Rakyat akan jatuh sakit dan
mati di rumahnya. Kita mungkin tak akan pernah mendengar cerita-cerita ini
karena tak masuk di angka statistik. Kita hanya bisa berharap bahwa penelitian
yang mengatakan virus tersebut menyukai udara dingin adalah benar adanya (meski
peneliti lain meragukan hal tersebut). Rasanya belum pernah orang-orang sangat
merindukan musim panas India yang begitu membara sebelum hari ini.

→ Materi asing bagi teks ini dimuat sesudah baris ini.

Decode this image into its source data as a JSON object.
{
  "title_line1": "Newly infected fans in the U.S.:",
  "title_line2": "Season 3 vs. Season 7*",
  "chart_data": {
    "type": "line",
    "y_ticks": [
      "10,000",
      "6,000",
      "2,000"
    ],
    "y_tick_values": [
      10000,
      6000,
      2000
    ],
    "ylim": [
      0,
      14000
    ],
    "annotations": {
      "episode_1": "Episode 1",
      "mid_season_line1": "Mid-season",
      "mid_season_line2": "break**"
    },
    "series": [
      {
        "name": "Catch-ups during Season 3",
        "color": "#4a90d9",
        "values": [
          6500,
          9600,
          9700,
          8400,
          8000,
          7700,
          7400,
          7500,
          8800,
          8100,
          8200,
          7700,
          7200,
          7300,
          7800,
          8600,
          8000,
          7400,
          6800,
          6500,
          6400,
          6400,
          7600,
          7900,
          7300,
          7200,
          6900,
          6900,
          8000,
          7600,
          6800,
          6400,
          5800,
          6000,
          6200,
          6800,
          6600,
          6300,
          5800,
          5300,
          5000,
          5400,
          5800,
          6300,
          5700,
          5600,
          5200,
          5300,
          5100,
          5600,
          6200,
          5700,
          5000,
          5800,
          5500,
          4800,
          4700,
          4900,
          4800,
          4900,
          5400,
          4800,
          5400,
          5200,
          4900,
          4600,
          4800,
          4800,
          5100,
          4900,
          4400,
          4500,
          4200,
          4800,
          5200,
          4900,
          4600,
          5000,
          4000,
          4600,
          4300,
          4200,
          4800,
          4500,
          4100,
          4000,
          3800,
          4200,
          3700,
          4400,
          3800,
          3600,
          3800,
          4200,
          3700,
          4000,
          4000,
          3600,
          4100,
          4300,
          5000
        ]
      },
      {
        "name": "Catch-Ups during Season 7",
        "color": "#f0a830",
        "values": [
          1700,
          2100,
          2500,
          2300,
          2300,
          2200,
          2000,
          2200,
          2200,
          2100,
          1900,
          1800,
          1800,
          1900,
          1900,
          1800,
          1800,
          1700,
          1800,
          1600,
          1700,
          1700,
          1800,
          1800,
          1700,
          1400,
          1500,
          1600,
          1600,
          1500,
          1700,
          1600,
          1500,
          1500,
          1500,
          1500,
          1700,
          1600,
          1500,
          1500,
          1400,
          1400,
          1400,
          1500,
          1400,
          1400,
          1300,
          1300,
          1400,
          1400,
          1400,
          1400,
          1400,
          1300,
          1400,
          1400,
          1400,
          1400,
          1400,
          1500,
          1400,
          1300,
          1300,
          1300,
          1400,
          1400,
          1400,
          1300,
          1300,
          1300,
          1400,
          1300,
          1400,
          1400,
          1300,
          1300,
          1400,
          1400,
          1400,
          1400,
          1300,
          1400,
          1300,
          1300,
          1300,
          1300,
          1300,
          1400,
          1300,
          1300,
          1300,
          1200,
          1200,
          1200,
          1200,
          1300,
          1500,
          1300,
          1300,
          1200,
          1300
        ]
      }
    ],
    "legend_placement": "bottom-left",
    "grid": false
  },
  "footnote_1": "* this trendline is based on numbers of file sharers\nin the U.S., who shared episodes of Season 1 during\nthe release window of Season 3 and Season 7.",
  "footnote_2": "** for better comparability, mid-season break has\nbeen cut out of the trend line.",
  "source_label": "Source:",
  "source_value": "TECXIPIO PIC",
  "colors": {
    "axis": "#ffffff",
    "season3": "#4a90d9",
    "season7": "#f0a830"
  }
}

Lalu apa yang sebenarnya menimpa
kita? Ya, Corona adalah virus. Esensi di luar maupun di dalam dirinya sama
sekali tak mengenal ajaran moral apapun. Tapi sebenarnya, ia lebih dari sekadar
virus. Sebagian percaya bahwa ia adalah ‘cara’ Tuhan mengembalikan hakikat
kemanusiaan kita. Yang lain meyakininya sebagai bagian dari konspirasi China
untuk umat manusia seluruh dunia.
Apapun itu, virus Corona
telah berhasil membuat raja yang begitu berkuasa jatuh bertekuk lutut dan menggiring
dunia ke titik pemberhentian yang tiada seorang pun pernah mampu melakukannya. Sementara itu pikiran kita masih maju mundur, rindu untuk kembali pada kehidupan normal sembari
menjahit masa depan ke robekan masa lalu tanpa mau mengakui adanya bagian yang
retak. Namun keretakan tersebut nyata adanya. Dan di tengah ketidakberdayaan
yang mengerikan ini, virus tersebut memberi kita kesempatan untuk memikirkan
mesin kiamat yang kita buat sendiri sehingga kita pun sadar, tak ada yang lebih
buruk dibanding kembali pada keadaan yang belum lama kita tinggalkan.
Dalam sejarahnya, pandemi
selalu berhasil memaksa manusia lepas dari masa lalu dan membayangkan dunia
yang baru. Tak terkecuali dengan pandemi satu ini. Ia adalah portal dan gerbang
antara satu dunia dan dunia selanjutnya.
Kita dapat memilih antara melewati
portal tersebut dengan melepas segala yang pernah kita miliki; prasangka, kebencian,
ketamakan, data bank, gagasan kosong, sungai kering dan langit berasap.
Atau, kita akan melewatinya dengan tenang sambil menggeret kopor kecil dan membayangkan
sebuah dunia baru lalu bersiap berjuang untuk mewujudkannya.